Pact ‘Puts American Agriculture First,’ Pence Says

“The president made it clear in the course of that campaign that he believed NAFTA had not served American workers and American jobs and American farmers,” Pence said. “Well, we promised to renegotiate that agreement and that we did.”
Pence said he had been traveling across the nation to promote the renegotiated trade agreement.
“I wanted to come here to California, here in the San Joaquin Valley, because you all understand the global impact of our agricultural economy and the need to have a trade deal here with our neighbors to the north and south,” Pence said. “It really puts American agriculture first. That’s exactly what we’ve done.
“I mean here in California, this great state already exports more than $48 billion in goods and services to Canada and Mexico alone. And under the USMCA, we know that number is going to grow.”

Vice President Mike Pence speaks about the USMCA trade agreement at Freitas Family Farm outside Lemoore on Wednesday. (David Taub/GV Wire)

A Word for the Vice President’s Hosts

Pence said the USMCA would open up Canada to poultry producers for the sale of chicken and eggs, “along with expanded access for turkey.” That triggered a “woo!” of approval from someone in the crowd. “Somebody is excited about that,” Pence responded. “Making Thanksgiving plans over there.”
The vice president brought his hosts, the Frietas family, into the speech. “I know that Doug and Julie want to pass this extraordinary, third-generation farm on to (the next generation). Thanks to President Donald Trump and our supporters in the Congress, that’s going to be a whole lot easier because the president signed a tax cut that eliminated the death tax for nearly every family farmer in America.”
Pence concluded his remarks with Trump’s 2016 campaign slogan: “Make America great again.”

After the speech, Pence responded to a question about Gov.

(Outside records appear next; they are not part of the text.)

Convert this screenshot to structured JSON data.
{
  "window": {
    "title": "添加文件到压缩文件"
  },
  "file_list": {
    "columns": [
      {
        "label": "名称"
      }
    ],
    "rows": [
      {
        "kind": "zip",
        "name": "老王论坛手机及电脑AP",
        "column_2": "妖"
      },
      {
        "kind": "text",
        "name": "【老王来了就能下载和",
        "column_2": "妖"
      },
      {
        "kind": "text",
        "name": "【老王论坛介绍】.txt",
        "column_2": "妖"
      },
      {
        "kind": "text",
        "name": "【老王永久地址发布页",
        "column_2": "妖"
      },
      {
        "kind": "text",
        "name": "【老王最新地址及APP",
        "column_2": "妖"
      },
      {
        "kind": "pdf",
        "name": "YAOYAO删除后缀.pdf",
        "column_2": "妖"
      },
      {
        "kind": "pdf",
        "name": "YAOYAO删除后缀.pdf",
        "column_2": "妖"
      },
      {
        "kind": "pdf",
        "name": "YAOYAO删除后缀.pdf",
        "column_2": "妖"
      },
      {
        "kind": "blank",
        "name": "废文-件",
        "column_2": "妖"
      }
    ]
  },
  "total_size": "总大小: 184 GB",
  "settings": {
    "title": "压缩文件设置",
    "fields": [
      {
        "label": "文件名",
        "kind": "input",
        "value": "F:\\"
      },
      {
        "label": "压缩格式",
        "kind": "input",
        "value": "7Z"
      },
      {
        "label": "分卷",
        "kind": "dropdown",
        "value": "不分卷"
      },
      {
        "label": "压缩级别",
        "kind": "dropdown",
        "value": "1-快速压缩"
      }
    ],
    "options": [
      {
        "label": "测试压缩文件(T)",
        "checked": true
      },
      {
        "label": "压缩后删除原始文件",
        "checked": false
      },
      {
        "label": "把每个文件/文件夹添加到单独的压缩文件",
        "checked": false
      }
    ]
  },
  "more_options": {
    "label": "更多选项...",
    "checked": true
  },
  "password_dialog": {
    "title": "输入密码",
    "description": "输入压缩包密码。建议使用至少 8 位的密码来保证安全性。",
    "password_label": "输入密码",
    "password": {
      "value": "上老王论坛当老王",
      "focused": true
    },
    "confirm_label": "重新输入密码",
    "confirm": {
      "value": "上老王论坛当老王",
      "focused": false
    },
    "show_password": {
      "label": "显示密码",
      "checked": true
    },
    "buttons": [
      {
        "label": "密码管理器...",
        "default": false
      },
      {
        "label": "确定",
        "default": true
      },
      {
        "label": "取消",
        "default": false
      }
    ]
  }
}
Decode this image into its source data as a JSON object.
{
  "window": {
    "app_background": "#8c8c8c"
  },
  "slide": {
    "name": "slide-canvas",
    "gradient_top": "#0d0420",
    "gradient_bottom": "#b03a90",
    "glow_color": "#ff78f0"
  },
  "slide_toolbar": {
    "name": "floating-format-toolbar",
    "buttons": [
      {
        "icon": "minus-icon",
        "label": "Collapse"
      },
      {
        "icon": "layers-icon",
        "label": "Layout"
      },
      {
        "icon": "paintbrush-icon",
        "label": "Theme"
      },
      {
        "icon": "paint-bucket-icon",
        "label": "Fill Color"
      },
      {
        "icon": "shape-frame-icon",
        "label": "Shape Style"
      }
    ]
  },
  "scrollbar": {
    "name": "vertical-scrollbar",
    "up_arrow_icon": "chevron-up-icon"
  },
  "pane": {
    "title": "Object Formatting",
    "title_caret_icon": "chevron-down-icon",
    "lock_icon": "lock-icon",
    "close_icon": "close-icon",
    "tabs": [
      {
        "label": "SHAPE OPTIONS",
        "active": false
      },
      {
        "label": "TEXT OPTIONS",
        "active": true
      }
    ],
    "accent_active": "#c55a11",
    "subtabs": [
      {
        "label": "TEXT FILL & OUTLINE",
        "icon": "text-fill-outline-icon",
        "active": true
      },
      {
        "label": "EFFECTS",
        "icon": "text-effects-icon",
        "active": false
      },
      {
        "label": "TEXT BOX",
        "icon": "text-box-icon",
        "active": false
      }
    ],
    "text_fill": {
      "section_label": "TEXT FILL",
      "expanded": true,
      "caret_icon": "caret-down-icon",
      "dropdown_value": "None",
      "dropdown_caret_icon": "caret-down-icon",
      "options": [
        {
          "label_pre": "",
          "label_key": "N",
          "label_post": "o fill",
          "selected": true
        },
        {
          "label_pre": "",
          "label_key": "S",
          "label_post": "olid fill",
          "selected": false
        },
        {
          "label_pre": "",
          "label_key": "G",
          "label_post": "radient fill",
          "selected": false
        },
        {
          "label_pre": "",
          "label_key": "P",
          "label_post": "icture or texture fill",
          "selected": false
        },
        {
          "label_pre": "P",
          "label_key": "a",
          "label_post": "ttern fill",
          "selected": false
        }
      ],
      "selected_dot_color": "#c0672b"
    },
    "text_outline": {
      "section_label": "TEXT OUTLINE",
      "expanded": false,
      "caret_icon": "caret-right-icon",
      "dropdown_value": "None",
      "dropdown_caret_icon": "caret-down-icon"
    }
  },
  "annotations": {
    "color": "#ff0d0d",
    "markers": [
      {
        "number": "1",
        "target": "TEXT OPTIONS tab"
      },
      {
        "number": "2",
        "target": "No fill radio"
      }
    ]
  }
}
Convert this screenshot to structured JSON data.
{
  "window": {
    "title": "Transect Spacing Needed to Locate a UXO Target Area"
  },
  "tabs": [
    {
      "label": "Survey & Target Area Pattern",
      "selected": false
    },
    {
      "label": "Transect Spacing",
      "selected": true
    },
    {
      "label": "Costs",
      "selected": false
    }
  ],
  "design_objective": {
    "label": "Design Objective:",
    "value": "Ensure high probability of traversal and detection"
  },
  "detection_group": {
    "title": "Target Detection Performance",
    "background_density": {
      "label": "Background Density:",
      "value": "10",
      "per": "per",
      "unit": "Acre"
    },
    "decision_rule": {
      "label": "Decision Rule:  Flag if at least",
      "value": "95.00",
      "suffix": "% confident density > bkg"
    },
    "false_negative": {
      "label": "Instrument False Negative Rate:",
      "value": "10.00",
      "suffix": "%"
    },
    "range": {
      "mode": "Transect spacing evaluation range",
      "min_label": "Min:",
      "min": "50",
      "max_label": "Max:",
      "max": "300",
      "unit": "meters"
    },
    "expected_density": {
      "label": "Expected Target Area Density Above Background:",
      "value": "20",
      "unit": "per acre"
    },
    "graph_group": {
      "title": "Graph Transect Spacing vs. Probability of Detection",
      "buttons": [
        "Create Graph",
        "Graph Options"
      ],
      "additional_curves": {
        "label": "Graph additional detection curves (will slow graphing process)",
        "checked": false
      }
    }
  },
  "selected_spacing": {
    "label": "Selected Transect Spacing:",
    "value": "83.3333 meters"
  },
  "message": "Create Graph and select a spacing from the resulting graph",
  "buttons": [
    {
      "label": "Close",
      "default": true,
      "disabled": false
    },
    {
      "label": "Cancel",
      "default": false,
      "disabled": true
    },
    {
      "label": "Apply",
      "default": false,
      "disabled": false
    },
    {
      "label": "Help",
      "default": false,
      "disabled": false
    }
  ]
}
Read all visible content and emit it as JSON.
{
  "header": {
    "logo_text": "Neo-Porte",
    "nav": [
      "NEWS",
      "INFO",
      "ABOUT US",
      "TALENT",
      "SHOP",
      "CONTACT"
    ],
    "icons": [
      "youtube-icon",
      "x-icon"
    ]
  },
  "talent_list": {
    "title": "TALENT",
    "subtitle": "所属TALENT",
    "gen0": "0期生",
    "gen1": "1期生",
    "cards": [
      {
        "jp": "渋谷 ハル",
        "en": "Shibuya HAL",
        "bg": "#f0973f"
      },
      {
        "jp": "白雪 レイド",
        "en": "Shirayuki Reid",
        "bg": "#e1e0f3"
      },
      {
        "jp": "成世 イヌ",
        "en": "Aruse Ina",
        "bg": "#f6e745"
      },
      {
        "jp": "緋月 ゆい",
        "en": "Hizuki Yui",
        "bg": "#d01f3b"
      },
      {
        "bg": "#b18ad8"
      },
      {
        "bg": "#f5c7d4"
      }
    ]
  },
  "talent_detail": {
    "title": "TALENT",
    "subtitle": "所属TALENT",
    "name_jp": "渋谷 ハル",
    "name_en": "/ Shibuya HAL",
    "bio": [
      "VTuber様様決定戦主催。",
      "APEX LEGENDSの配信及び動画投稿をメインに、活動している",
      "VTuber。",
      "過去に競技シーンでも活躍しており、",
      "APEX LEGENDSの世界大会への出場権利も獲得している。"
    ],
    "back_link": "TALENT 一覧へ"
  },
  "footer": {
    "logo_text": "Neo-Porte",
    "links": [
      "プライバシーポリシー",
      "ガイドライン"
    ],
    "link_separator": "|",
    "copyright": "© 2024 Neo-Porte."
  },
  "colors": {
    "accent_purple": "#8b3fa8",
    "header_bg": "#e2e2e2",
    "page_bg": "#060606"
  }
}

Gavin Newsom approved legislation this week that makes California the first state to offer taxpayer-funded health benefits to young adults living in the country illegally. Pence said the move only will serve to increase the flow of undocumented immigrants across the southern border.

The event at the Freitas farm was Pence’s only public appearance of the day, other than brief handshakes at Naval Air Station Lemoore, where the vice president’s plane touched down.

Fundraiser at Harris Inn Ranch

Before disembarking, Pence changed clothes, putting on a work shirt and boots more befitting of a visitor to the nation’s agricultural capital.
A crowd of about 75 was at the base when the Pence and his wife, Karen, arrived. He walked over and had some pictures taken. “Hey, Navy, how are ya?” he could be heard saying to one service member.
Pence then got into a black Suburban that rolled to the vice president’s first stop: Harris Inn Ranch in Coalinga, where he attended a fundraiser for Trump’s reelection campaign.

Pence Talks About Immigration, Border Wall

The pool reporter accompanying Pence, Josh Dawsey of The Washington Post, said that he wasn’t allowed to listen in on the vice president’s remarks at the Coalinga event.
However, an administration official said Pence addressed a crowd of more than 100 supporters on immigration and the border wall.
The official also said Pence expected to raise more than $1 million on his California swing.